- Genre: Drama
- Written by: Mick Ford
- Directed by: Sam Miller
- Starring: David Tennant Suranne Jones Laura Fraser
- Composer: Murray Gold
- Country of origin: United Kingdom
- Original language: English
- No. of series: 1
- No. of episodes: 4

Production
- Executive producers: Anne Mensah Nicola Shindler
- Producer: Peter Gallagher
- Production locations: Glasgow and Paisley
- Editor: Katie Weiland
- Production companies: Red Production Company BBC Scotland

Original release
- Network: BBC One
- Release: 10 October – 31 October 2010

= Single Father (TV series) =

Single Father is a four-episode 2010 BBC television drama centred on Dave (David Tennant), a photographer attempting to look after his children as a single father after the death of his partner, Rita (Laura Fraser), in a road traffic accident. The series also explores the complicated and growing romance between Dave and Rita's best friend, Sarah (Suranne Jones). The series began airing on BBC One on 10 October 2010 at a 9pm timeslot, with 5 million viewers.

==Plot==
Photographer Dave Tiler lives with his partner Rita, their three children, and Rita's older daughter of unknown paternity, Lucy. Dave also has an older daughter named Tanya (who has a son of her own, and works as Dave's assistant) from his first marriage. Rita works at a school with her best friend Sarah, who is unsure about whether to start a family with her partner Matt. The Tilers' lives are thrown into chaos when Rita is hit and killed by a police car; the children try to come to terms with the death of their mother, and Dave struggles to cope with raising them alone. Dave and Sarah share a grief-stricken kiss, and are unsure of their attraction to each other.

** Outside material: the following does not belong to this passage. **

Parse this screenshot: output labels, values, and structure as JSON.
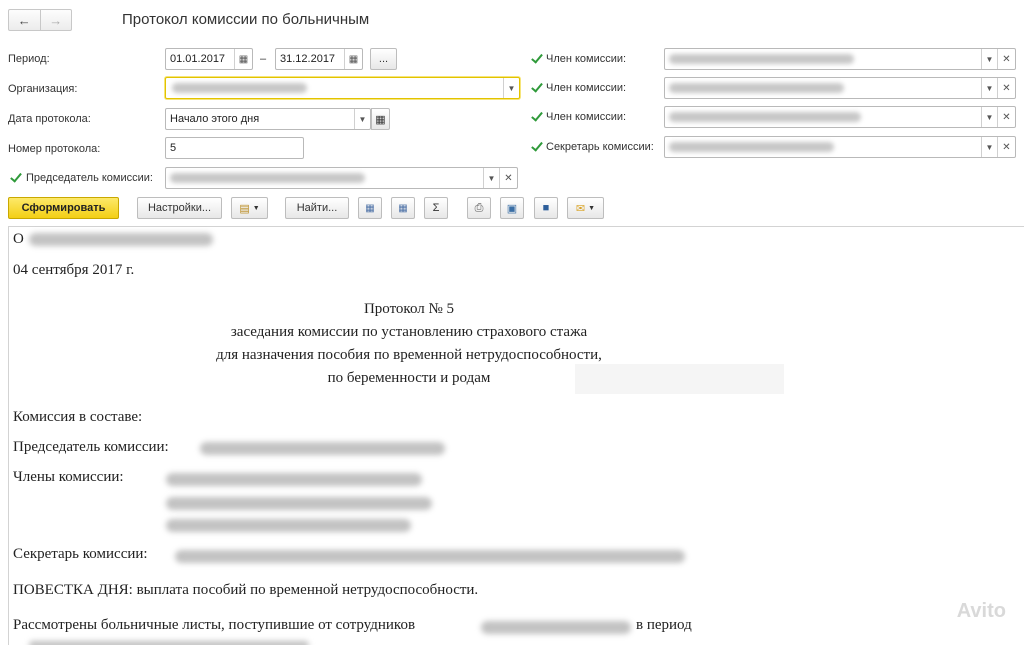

When Lucy starts a quest to find her real father, the shocking results leading Dave to question the paternity of his and Rita's other children. In anger at Rita's dishonesty in keeping Lucy's paternity and her relationship with the father a secret, and questioning Rita's fidelity, Dave sleeps with Sarah, who is angry and hurt when Dave starts post-coitally ranting about Rita. At the same time he begins to doubt if the three other children are really his. Dave faces growing financial problems, problems with his grief-stricken children, and potentially losing Lucy to her biological father. Meanwhile Matt discovers that Sarah has cheated on him with Dave, and sleeps with Tanya as revenge, leading to a showdown at Dave's house. Ultimately, Dave must slay the ghosts of the past, and decide whether to pursue new love with Sarah.

==Cast==
- David Tennant – Dave Tiler
- Laura Fraser – Rita Morris
- Suranne Jones – Sarah, Rita's best friend
- Isla Blair – Beatty, Rita's adoptive mother
- Warren Brown – Matt, Sarah's partner
- Rupert Graves – Stuart, Lucy's biological father
- Mark Heap – Robin, Anna's husband
- Neve McIntosh – Anna, Rita's adoptive sister
- Natasha Watson – Lucy, Rita's 15-year-old daughter with Stuart
- Chris Hegarty – Paul, Rita and Dave's 11-year-old son
- Robert Dickson – Ewan, Rita and Dave's 9-year-old son
- Millie Innes – Evie, Rita and Dave's 6-year-old daughter
- Jenni Keenan Green – Michelle, Dave's first wife
- Sophie Kennedy Clark – Tanya, Dave's 18-year-old daughter by his first marriage to Michelle, who also has a three-year-old son
- Stephen McCole – Jimbo, Dave's friend with whom he plays football
- Gabriel Green McGillivray – Samuel, Tanya's 3-year-old son
- Charlotte Pyke – Francine, Stuart's wife
- Mariam Metreveli – Jemma, Stuart's daughter with Francine
- Sesili Metreveli – Alice, Stuart's daughter with Francine

==Production==
As a BBC Scotland production, the series was mostly filmed on location in Glasgow. Some of the court scenes, including the exterior of the courthouse, were filmed at Paisley Sheriff Court and several of its staff were cast as extras. Some scenes were shot in Edinburgh at the Caledonian Hotel, Point Hotel, Calton Hill and in Princes Street Gardens.

==Critical reception==
Single Father received mixed reviews from critics. Tim Dowling of The Guardian thought it "emotionally draining" and found Tennant "superb". However, John Preston writing in The Daily Telegraph thought it was "hopelessly contrived and lacking in either emotional veracity or plausibility".